Hello! First post!
A note on your previous method: Mineral oil is commonly used to degrease things like bike parts, or your hands after working on you bike
. You dissolved the stock lubrication when you added mineral oil t your servo... oops!
I am working on my first robot (freeduino based mini sumo), but used to do quite a bit of RCing, and I have a method that I know works well. It's mildly more complex than your mineral oil, works on the same principles... And one solution was even easier to find than mineral oil
I used to fill my servos with various greases. The right grease will:
*Prevent water from leaking in small cracks, such as servo case splits and output shaft holes- even if the shaft is constantly rotating
*Insulate electronic parts (electronically- dunno about thermally)
*Lubricate moving parts
One of the most common ones I used was... Vaseline
, or generically, Petroleum Jelly. Found in most homes, and just about any convenience store, drug store, grocery store, etc.
I also used dielectric grease (ask for it at your local auto store), and there's plenty of stuff McMasterCarr has (if you make stuff, you better know McMasterCarr!). While not as instantly gratifying as going to the local shop, MMC does deliver incredibly quickly. You can access their online catalog at http://mcmaster.com
. Grease can be searched for on the left, it starts about page 2085 in the catalog.
If you are using non vaseline, look for something hydrophobic. Hydrophilic will attract water. Next look for something water insoluble. Water soluble means once water hits it, it will start dissolving away. Look for something thick. Mineral oil was on the right track, just too viscous. Vaseline lubricates, but it also STICKS. Also you of course want something dielectric, or insulating, so your waterproofing doesn't do what you're trying to prevent water from doing.
You can thin down stuff that is too thick t easily apply, just remember it will re-congeal to the original thickness, so something like parrafin wax (candlewax) would NOT work, or at least well. The best way to do this is scoop some in a glass cup or jar (be willing to dedicate it to this purpose). Then put that in a pot of boiling water. Heating the oil directly (such as on a stove) can cause a fire, so don't do that. Microwaving will probably work, too, but I can't recommend it as I haven't tried it.
You don't need to fill the whole servo. I usually completely cover the circuitry, any vents in the motor, and lather it inside where the output shaft leaves the casing. Don't put it inside the motor, the thickness will slow it down.
Keep in mind the grease will get runnier with heat when looking at options, high use situations will require more re-applying.
I have used this method down to about 2.5 feet of water, and I am willing to bet if properly lathered on, it can go to about 6-8 feet underwater, possibly more (with increasing risk of failure). I usually had to re-apply vaseline to the output shaft section every 2-3 mud races with my RC car (where it would get completely submerged in mud)
It's not the best high use long term option, but it more than worked in my tests.
If you're going to MMC to check out what they have, the dielectric greases will be more than enough resistant for our low voltages. Marine grease will also work. In the about grease section, you can find lots of info about the types/chemicals, thicknesses, etc.
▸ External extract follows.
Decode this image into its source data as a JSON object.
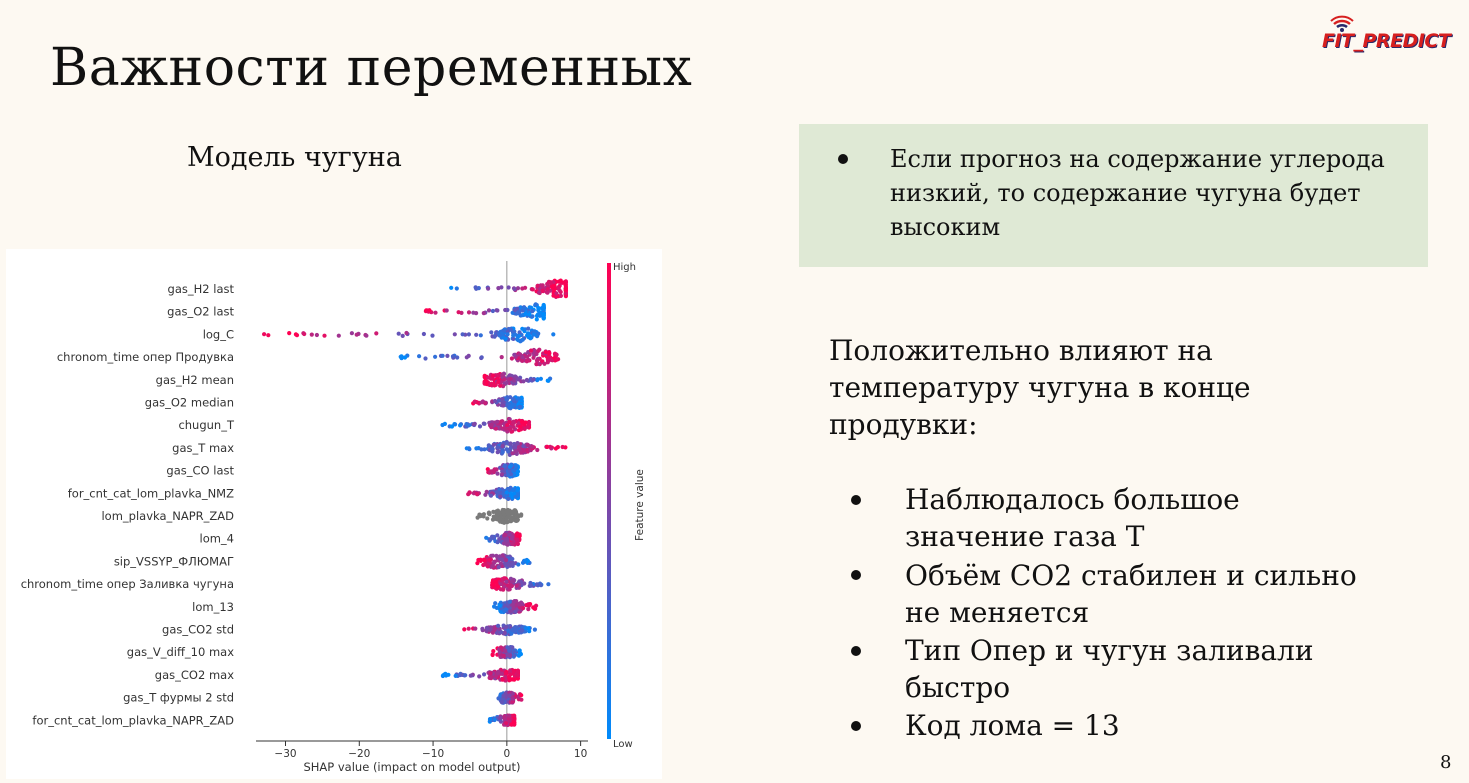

The last tip I have is to get some silica gel (you get it in your shoes when you buy them, some jackets, some food packages). It's the little white packets that say do not eat. They absorb moisture from the enviroment. I'd crack open a packet, take a few beads, and glue them inside the case well away from the gearbox. They'll attract and absorb any moisture that does make it into the case.
let me know if you have any improvements!